Wir alle kennen die Bilder von der Galerie Vittorio Emanuele II, der Luxuspassage in der Mailänder Innenstadt mit Glaskuppel oben und Prada-Stores unten. Bei einer schnellen Google Bildersuche nach den eindrucksvollsten Sehenswürdigkeiten der Modestadt Mailand, ist die Passage leergefegt und der goldene Schein der Morgensonne fällt auf den gemusterten Marmorboden. Ein Traum. Nicht. Denn wer vor Ort ist, hat erst einmal Mühe, sich durch die Menschenmassen zu kämpfen. Dann steht man unter der Kuppel, die Luft ist schlecht, an der einen Seite Baustelle, an der anderen Touri-Trap-Restaurants. Man kennt’s: Die eigentliche Erfahrung kommt den Bildern in Reiseführern selten nahe. Aber wenn man schon mal vor Ort ist, macht man eben doch ein schnelles Foto für Insta oder die Familie zuhause, was soll’s. Trotz der hundert Leute, die durchs Bild laufen. Und da wird’s tricky. Denn die Hochglanzbilder nachzuahmen, bringt macht oft beim Anschauen des Endprodukts eher schlechte Laune.
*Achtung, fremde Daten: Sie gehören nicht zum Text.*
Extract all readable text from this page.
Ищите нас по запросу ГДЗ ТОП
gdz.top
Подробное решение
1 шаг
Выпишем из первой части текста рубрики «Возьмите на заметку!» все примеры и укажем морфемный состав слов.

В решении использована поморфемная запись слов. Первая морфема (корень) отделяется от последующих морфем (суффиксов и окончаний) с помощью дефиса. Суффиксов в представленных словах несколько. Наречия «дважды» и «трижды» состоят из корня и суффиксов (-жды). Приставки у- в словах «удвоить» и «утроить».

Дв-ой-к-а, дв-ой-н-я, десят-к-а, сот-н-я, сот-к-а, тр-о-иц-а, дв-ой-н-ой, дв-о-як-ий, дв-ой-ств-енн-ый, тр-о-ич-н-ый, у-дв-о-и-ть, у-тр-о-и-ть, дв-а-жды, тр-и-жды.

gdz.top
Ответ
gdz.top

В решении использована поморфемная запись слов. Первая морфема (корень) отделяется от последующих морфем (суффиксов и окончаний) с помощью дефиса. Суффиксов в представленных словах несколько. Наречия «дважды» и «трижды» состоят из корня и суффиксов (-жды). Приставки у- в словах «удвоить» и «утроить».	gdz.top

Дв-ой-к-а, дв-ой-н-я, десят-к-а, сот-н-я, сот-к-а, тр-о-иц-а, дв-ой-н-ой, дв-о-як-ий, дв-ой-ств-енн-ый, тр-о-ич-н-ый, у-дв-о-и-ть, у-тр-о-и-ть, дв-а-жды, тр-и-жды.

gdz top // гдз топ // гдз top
Wie also den eigenen Urlaubsbildern so richtig Charakter geben? In der Minth-Reihe „Reisen mal anders“, nehmen wir euch mit in den Urlaub und versuchen zu zeigen, wie man mehr aus seinen Erinnerungen rausholen kann. Diesmal geht’s mit „Mailand mal anders“ in die wunderschöne Lombardei.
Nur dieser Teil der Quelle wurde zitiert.